Major preventable risk factors for cardiovascular disease include:

  • tobacco smoking
  • high blood pressure
  • high blood cholesterol
  • overweight
  • physical inactivity
  • nutritional factors
  • Type 2 diabetes

See Cardiovascular disease for more information or for summary data, see Risk factors statistics.


What are the preventable risk factors for Type 2 diabetes?

Major preventable risk factors for Type 2 diabetes include:

  • tobacco smoking
  • high blood pressure
  • high blood cholesterol
  • overweight
  • physical inactivity
  • nutritional factors
  • impaired glucose tolerance

See Diabetes for more information or for summary data, see Risk factors statistics.


How are overweight and obesity measured?

There are two methods for measuring overweight and obesity.

Body mass index

The Body Mass Index (BMI) is a commonly used and easy to apply measure. A person's BMI is equal to their weight in kilograms divided by the square of their height in metres.

The following classification, defined by the World Health Organization, is used for people aged 18 and over.

Table 1: Classification of BMI for people aged 18 and over

BMI (kg/m2) Classification Risk of comorbidities
Less than 18.5 Underweight Low (but risk of other clinical problems increased)
18.5 to less than 25 Normal weight range Average
25 to less than 30 Overweight Increased
30 or more Obese
30 to less than 35 Obese class 1 Moderate
35 to less than 40 Obese class 2 Severe
40 or more Obese class 3 Very severe

For children and adolescents, different BMI cutoffs are required. See Promoting Healthy Weight (Department of Health and Ageing) for more information.

Waist circumference

Excess weight around the abdominal region is a good indicator of increased risk of developing chronic disease, particularly Type 2 diabetes and coronary heart disease. Waist circumference is used to indicate abdominal overweight. The following classification is suitable only for persons aged 18 and over.

Table 2: Classification of waist circumference for people aged 18 and over

Risk of metabolic complications Men Women Classification
Increased 94 cm or more 80 cm or more Abdominally overweight
Substantially increased 102 cm or more 88 cm or more Abdominally obese

See Overweight and obesity for more information.


How much physical activity is sufficient?

There are two different ways of calculating 'sufficient' physical activity for health. These are:

  1. the accumulation of a sufficient amount of activity over a week
  2. the accumulation of a sufficient amount of activity by participation in a sufficient number of sessions over a week.
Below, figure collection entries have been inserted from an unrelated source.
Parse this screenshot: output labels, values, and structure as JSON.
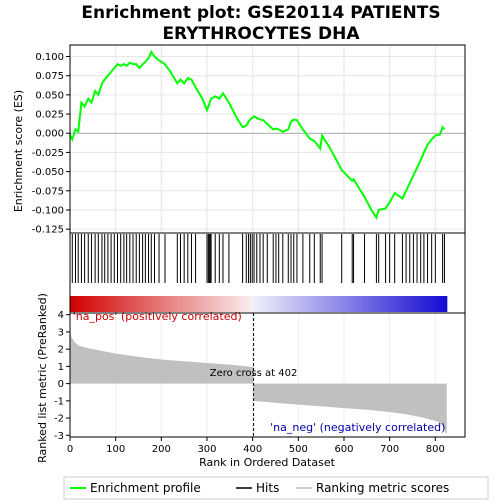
{
  "chart_data": {
    "type": "line",
    "title_lines": [
      "Enrichment plot: GSE20114 PATIENTS",
      "ERYTHROCYTES DHA"
    ],
    "xlabel": "Rank in Ordered Dataset",
    "ylabel_top": "Enrichment score (ES)",
    "ylabel_bottom": "Ranked list metric (PreRanked)",
    "xlim": [
      0,
      865
    ],
    "x_ticks": [
      0,
      100,
      200,
      300,
      400,
      500,
      600,
      700,
      800
    ],
    "es_ylim": [
      -0.13,
      0.115
    ],
    "es_ticks": [
      0.1,
      0.075,
      0.05,
      0.025,
      0.0,
      -0.025,
      -0.05,
      -0.075,
      -0.1,
      -0.125
    ],
    "es_tick_labels": [
      "0.100",
      "0.075",
      "0.050",
      "0.025",
      "0.000",
      "-0.025",
      "-0.050",
      "-0.075",
      "-0.100",
      "-0.125"
    ],
    "metric_ylim": [
      -3.1,
      4.1
    ],
    "metric_ticks": [
      4,
      3,
      2,
      1,
      0,
      -1,
      -2,
      -3
    ],
    "zero_cross_rank": 402,
    "zero_cross_label": "Zero cross at 402",
    "pos_label": "'na_pos' (positively correlated)",
    "neg_label": "'na_neg' (negatively correlated)",
    "n_ranks": 825,
    "legend": [
      "Enrichment profile",
      "Hits",
      "Ranking metric scores"
    ],
    "colors": {
      "es_line": "#00ff00",
      "hits": "#000000",
      "metric_fill": "#c0c0c0",
      "pos_text": "#cc0000",
      "neg_text": "#0000aa",
      "zero_line": "#000000"
    },
    "hits": [
      5,
      12,
      18,
      25,
      32,
      40,
      47,
      55,
      62,
      70,
      76,
      83,
      90,
      97,
      104,
      111,
      118,
      124,
      131,
      138,
      145,
      152,
      159,
      165,
      172,
      178,
      185,
      195,
      208,
      235,
      242,
      250,
      258,
      266,
      275,
      300,
      303,
      305,
      307,
      309,
      318,
      327,
      335,
      348,
      378,
      386,
      391,
      395,
      399,
      403,
      409,
      416,
      423,
      432,
      445,
      451,
      457,
      466,
      478,
      484,
      490,
      497,
      510,
      525,
      535,
      548,
      552,
      595,
      618,
      621,
      645,
      671,
      676,
      691,
      700,
      711,
      728,
      736,
      744,
      752,
      760,
      768,
      775,
      783,
      792,
      800,
      816,
      820
    ],
    "es_profile": [
      [
        0,
        -0.002
      ],
      [
        5,
        -0.008
      ],
      [
        12,
        0.005
      ],
      [
        18,
        0.002
      ],
      [
        25,
        0.04
      ],
      [
        32,
        0.035
      ],
      [
        40,
        0.045
      ],
      [
        47,
        0.04
      ],
      [
        55,
        0.055
      ],
      [
        62,
        0.05
      ],
      [
        70,
        0.065
      ],
      [
        76,
        0.07
      ],
      [
        83,
        0.075
      ],
      [
        90,
        0.08
      ],
      [
        97,
        0.085
      ],
      [
        104,
        0.09
      ],
      [
        111,
        0.088
      ],
      [
        118,
        0.09
      ],
      [
        124,
        0.088
      ],
      [
        131,
        0.092
      ],
      [
        138,
        0.09
      ],
      [
        145,
        0.09
      ],
      [
        152,
        0.085
      ],
      [
        159,
        0.09
      ],
      [
        165,
        0.093
      ],
      [
        172,
        0.098
      ],
      [
        178,
        0.106
      ],
      [
        185,
        0.1
      ],
      [
        195,
        0.095
      ],
      [
        208,
        0.09
      ],
      [
        220,
        0.08
      ],
      [
        235,
        0.065
      ],
      [
        242,
        0.07
      ],
      [
        250,
        0.065
      ],
      [
        258,
        0.072
      ],
      [
        266,
        0.07
      ],
      [
        275,
        0.06
      ],
      [
        290,
        0.045
      ],
      [
        300,
        0.03
      ],
      [
        303,
        0.035
      ],
      [
        305,
        0.038
      ],
      [
        307,
        0.042
      ],
      [
        309,
        0.045
      ],
      [
        318,
        0.048
      ],
      [
        327,
        0.045
      ],
      [
        335,
        0.052
      ],
      [
        348,
        0.04
      ],
      [
        365,
        0.02
      ],
      [
        378,
        0.008
      ],
      [
        386,
        0.01
      ],
      [
        391,
        0.015
      ],
      [
        395,
        0.018
      ],
      [
        399,
        0.02
      ],
      [
        403,
        0.022
      ],
      [
        409,
        0.02
      ],
      [
        416,
        0.018
      ],
      [
        423,
        0.017
      ],
      [
        432,
        0.012
      ],
      [
        445,
        0.005
      ],
      [
        451,
        0.006
      ],
      [
        457,
        0.005
      ],
      [
        466,
        0.002
      ],
      [
        478,
        0.005
      ],
      [
        484,
        0.015
      ],
      [
        490,
        0.018
      ],
      [
        497,
        0.017
      ],
      [
        510,
        0.005
      ],
      [
        525,
        -0.007
      ],
      [
        535,
        -0.01
      ],
      [
        548,
        -0.02
      ],
      [
        552,
        -0.003
      ],
      [
        570,
        -0.02
      ],
      [
        595,
        -0.048
      ],
      [
        618,
        -0.062
      ],
      [
        621,
        -0.06
      ],
      [
        645,
        -0.083
      ],
      [
        660,
        -0.1
      ],
      [
        671,
        -0.11
      ],
      [
        676,
        -0.1
      ],
      [
        691,
        -0.098
      ],
      [
        700,
        -0.09
      ],
      [
        711,
        -0.078
      ],
      [
        728,
        -0.085
      ],
      [
        736,
        -0.075
      ],
      [
        744,
        -0.065
      ],
      [
        752,
        -0.055
      ],
      [
        760,
        -0.045
      ],
      [
        768,
        -0.035
      ],
      [
        775,
        -0.025
      ],
      [
        783,
        -0.015
      ],
      [
        792,
        -0.008
      ],
      [
        800,
        -0.003
      ],
      [
        810,
        -0.002
      ],
      [
        816,
        0.008
      ],
      [
        820,
        0.005
      ]
    ],
    "metric_profile": [
      [
        0,
        3.0
      ],
      [
        3,
        2.7
      ],
      [
        10,
        2.4
      ],
      [
        20,
        2.2
      ],
      [
        40,
        2.05
      ],
      [
        60,
        1.95
      ],
      [
        80,
        1.85
      ],
      [
        100,
        1.75
      ],
      [
        150,
        1.55
      ],
      [
        200,
        1.4
      ],
      [
        250,
        1.3
      ],
      [
        300,
        1.2
      ],
      [
        350,
        1.1
      ],
      [
        380,
        1.02
      ],
      [
        401,
        0.96
      ],
      [
        402,
        -0.95
      ],
      [
        403,
        -1.0
      ],
      [
        450,
        -1.12
      ],
      [
        500,
        -1.22
      ],
      [
        550,
        -1.32
      ],
      [
        600,
        -1.42
      ],
      [
        650,
        -1.52
      ],
      [
        700,
        -1.65
      ],
      [
        740,
        -1.8
      ],
      [
        770,
        -1.95
      ],
      [
        790,
        -2.1
      ],
      [
        805,
        -2.2
      ],
      [
        812,
        -2.35
      ],
      [
        818,
        -2.55
      ],
      [
        822,
        -2.85
      ],
      [
        825,
        -2.95
      ]
    ]
  }
}
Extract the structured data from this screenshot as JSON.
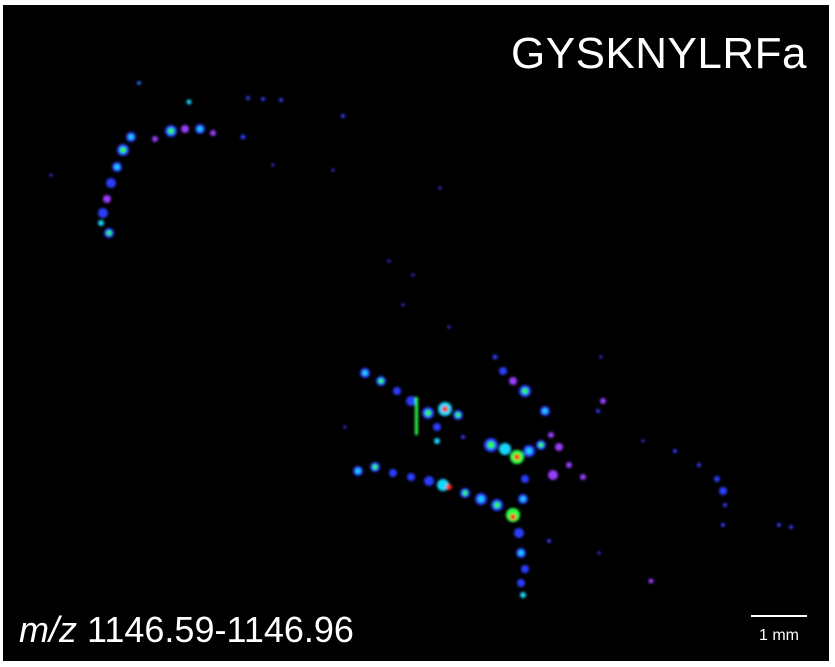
{
  "peptide": "GYSKNYLRFa",
  "mz": {
    "prefix": "m/z",
    "range": "1146.59-1146.96"
  },
  "scale_bar": {
    "label": "1 mm"
  },
  "colors": {
    "background": "#000000",
    "low": "#1f1fff",
    "low_mid": "#9a3cff",
    "mid": "#19d5ff",
    "mid_high": "#2dff4a",
    "high": "#ff2a1a"
  }
}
The National Physical Activity Guidelines for Australians (DHAC 1999) recommend that, to achieve health benefits, a person should participate in 30 minutes of at least moderate-intensity physical activity on most days of the week. For the purposes of calculating 'sufficient' activity, this is interpreted as 30 minutes on at least 5 days of the week; a total of at least 150 minutes of activity per week. Therefore the two definitions of 'sufficient' above become:

  1. the accumulation of at least 150 minutes of activity over 1 week
  2. the accumulation of at least 150 minutes of activity and at least 5 sessions of activity over 1 week.